Can you amortize something over all your kids? (I know somebody with eleven kids who has, as far as I know, used the same Saxon Math books for all of them.)

But, well, okay. To get technical about this year's price tag, I'm counting anything that I order after the end of the previous school year; and anything consumable that was bought previously and not used.

This is what I'm looking at ordering (Canadian prices, remember):

$20 for a Judy Rogers CD; not the sort of thing you find in the public library. We could get along fine without it, but it will give us some new Scripture-based songs. I think of it as a long-term investment.
$8.50 printing book. Again, we could get along without it, but it does make life easier, especially when you have a left-handed kid who still prefers printing in capital letters.
$9.00 for three Canada Is For Kids colouring books. Not strictly necessary, but at $3 a book they seem like a pretty good deal and fun too.
$20 for Pioneer Thanksgiving and Pioneer Christmas. The only reason I'd buy these instead of borrowing them from the library is that everybody else is going to want them at exactly the same time--right? And they're easy to resell. (For Americans: Barbara Greenwood's Pioneer Thanksgiving is one of the only interesting books around about Canadian Thanksgiving--plus it has fun activities to do too. That and Pioneer Christmas are both followup books to her very popular Pioneer Story, which I think is called Pioneer Sampler in the U.S. Clear now?)
$20 estimated for school and craft supplies.

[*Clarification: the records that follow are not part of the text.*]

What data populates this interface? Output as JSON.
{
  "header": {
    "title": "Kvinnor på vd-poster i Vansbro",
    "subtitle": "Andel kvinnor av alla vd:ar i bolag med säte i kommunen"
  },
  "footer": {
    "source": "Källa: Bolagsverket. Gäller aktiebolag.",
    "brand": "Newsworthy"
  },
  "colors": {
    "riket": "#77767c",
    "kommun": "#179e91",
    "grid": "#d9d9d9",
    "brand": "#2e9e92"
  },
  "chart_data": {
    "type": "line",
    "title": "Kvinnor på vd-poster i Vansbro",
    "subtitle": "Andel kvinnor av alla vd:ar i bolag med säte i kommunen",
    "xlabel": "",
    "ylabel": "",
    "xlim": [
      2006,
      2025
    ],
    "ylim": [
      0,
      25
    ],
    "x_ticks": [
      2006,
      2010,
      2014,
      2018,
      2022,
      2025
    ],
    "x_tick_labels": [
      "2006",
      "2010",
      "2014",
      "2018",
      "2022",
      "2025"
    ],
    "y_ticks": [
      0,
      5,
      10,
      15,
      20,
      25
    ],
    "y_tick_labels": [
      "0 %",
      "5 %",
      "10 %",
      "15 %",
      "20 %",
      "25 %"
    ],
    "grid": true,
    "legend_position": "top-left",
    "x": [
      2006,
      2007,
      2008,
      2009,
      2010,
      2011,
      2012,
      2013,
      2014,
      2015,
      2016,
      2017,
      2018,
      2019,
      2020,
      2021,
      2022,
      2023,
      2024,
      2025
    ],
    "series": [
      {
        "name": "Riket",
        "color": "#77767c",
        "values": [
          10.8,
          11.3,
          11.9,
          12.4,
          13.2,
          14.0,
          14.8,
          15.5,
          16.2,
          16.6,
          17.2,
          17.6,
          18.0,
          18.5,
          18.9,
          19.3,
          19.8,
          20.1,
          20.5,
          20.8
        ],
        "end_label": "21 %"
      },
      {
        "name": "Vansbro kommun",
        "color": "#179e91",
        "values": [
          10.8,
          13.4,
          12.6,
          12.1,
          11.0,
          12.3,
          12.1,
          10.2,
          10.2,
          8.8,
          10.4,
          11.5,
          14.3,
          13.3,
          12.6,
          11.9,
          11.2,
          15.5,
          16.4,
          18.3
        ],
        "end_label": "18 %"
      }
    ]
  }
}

Already bought but not used:
2 Miquon workbooks, $9 each = $18
2 Gifted and Talented workbooks, probably $2.50 each = $5 (bought at a discount store)
David Thompson activity book, $12
Nightprowlers, $1 (found at the supermarket)
Bible culture book, about $5 (bought from a remainder place)

What does that come out to? About $120, if you don't count everything we already have and the things we can borrow from the library.

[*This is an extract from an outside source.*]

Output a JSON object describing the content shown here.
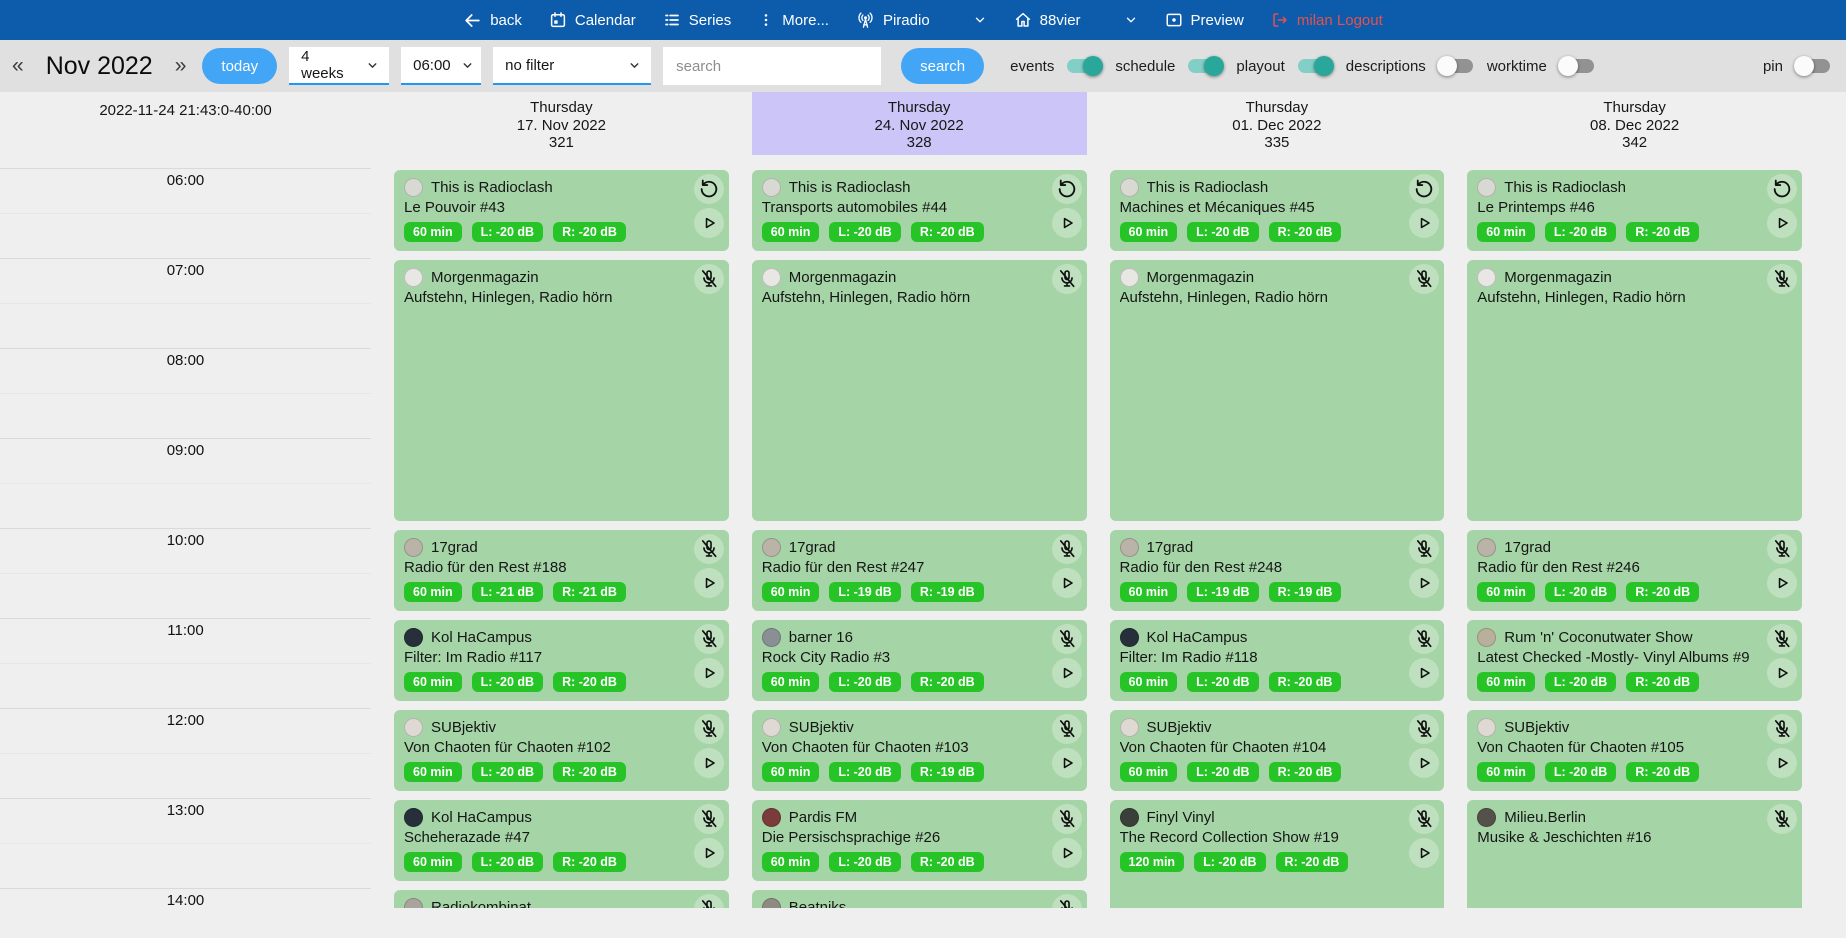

Still kind of an ouch, no?

Or maybe it doesn't really come out to that much, when you figure that's for a whole year's work. After all, private school tuition here is several thousand dollars.

And I guess I could rethink the printing book...and just take my chances on Pioneer Thanksgiving at the library...

Could definitely do it cheaper, but there's also the thought of "Money Well Spent."

Let me think that one over.

5 comments:

Jacqueline said...

It really is hard to get a handle on the cost of homeschooling, isn't it. I hate it when people ask me about it.

Mama Squirrel said...

Ooh, you know what, I had forgotten to check Ebay for those Barbara Greenwood books--and I just checked, they do have some there for a lot less. I'll have to get Mr. Fixit to check whether shipping across the border would make it worthwhile.

Meredith said...

Money well spent!

Mama Squirrel said...

Thanks, Meredith!

Anonymous said...

Yup that's not bad for a year at all! A program like sonlight or similar would be 800 + per year.